La Banque Centrale du Congo (BCC) lâche du lest. En faisant passer son taux directeur de 17,5 % à 15,0 %, le Comité de Politique Monétaire tente un électrochoc financier pour soutenir une croissance jugée « robuste ». Mais ce desserrement de l’étau monétaire suffira-t-il à irriguer l’économie réelle ?
Si la baisse du loyer de l’argent est une bouffée d’oxygène pour les banques commerciales, son impact sur le panier de la ménagère reste incertain.

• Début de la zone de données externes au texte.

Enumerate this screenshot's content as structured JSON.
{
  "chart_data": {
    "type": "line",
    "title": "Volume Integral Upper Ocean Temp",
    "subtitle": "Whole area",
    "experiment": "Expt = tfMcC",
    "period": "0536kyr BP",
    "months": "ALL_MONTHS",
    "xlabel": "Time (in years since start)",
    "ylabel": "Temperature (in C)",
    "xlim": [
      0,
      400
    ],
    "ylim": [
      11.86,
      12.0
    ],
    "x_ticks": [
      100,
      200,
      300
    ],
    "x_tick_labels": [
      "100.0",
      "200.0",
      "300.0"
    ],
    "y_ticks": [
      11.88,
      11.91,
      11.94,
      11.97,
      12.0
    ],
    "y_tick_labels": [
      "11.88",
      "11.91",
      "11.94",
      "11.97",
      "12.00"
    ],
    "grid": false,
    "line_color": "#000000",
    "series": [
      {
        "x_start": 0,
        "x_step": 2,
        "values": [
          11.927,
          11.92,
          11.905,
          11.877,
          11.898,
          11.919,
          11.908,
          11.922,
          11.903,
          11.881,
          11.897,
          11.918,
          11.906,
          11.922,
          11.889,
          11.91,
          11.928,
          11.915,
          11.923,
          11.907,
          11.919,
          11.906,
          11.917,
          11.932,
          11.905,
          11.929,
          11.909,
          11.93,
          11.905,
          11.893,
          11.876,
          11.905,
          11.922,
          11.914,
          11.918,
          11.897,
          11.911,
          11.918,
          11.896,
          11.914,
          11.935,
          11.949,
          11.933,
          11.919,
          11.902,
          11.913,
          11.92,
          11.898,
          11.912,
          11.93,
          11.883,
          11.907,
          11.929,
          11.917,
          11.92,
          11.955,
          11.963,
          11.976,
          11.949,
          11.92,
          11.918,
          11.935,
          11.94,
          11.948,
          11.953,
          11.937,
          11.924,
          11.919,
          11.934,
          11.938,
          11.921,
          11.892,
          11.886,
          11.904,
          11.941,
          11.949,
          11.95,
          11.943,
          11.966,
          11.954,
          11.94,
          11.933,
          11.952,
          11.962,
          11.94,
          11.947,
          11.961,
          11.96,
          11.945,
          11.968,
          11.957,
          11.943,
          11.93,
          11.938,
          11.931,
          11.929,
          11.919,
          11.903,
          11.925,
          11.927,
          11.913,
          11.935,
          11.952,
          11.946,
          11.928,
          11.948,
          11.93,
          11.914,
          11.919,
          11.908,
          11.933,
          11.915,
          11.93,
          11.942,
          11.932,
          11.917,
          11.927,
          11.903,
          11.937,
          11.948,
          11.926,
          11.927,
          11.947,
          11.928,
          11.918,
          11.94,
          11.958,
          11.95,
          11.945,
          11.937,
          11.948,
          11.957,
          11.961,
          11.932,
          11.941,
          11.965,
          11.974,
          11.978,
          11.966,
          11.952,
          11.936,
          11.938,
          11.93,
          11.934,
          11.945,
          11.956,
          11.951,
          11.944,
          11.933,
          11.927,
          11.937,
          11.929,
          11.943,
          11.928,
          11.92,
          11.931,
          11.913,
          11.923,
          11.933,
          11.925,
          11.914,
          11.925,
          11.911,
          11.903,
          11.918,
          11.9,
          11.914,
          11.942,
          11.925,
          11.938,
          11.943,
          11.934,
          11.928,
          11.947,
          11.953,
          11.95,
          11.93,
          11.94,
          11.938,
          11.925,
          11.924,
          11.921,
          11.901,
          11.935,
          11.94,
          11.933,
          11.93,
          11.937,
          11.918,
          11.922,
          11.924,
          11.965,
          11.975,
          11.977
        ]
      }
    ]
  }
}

Dans un système bancaire souvent déconnecté des petites entreprises, cette générosité de la BCC risque de rester prisonnière des coffres-forts. Sans réformes structurelles pour fluidifier le crédit, cette baisse n’est qu’un pansement doré sur une économie où le coût de la vie défie encore les statistiques officielles. L’assouplissement est lancé, mais le pari d’André Wameso ressemble à une navigation à vue dans un brouillard inflationniste encore persistant.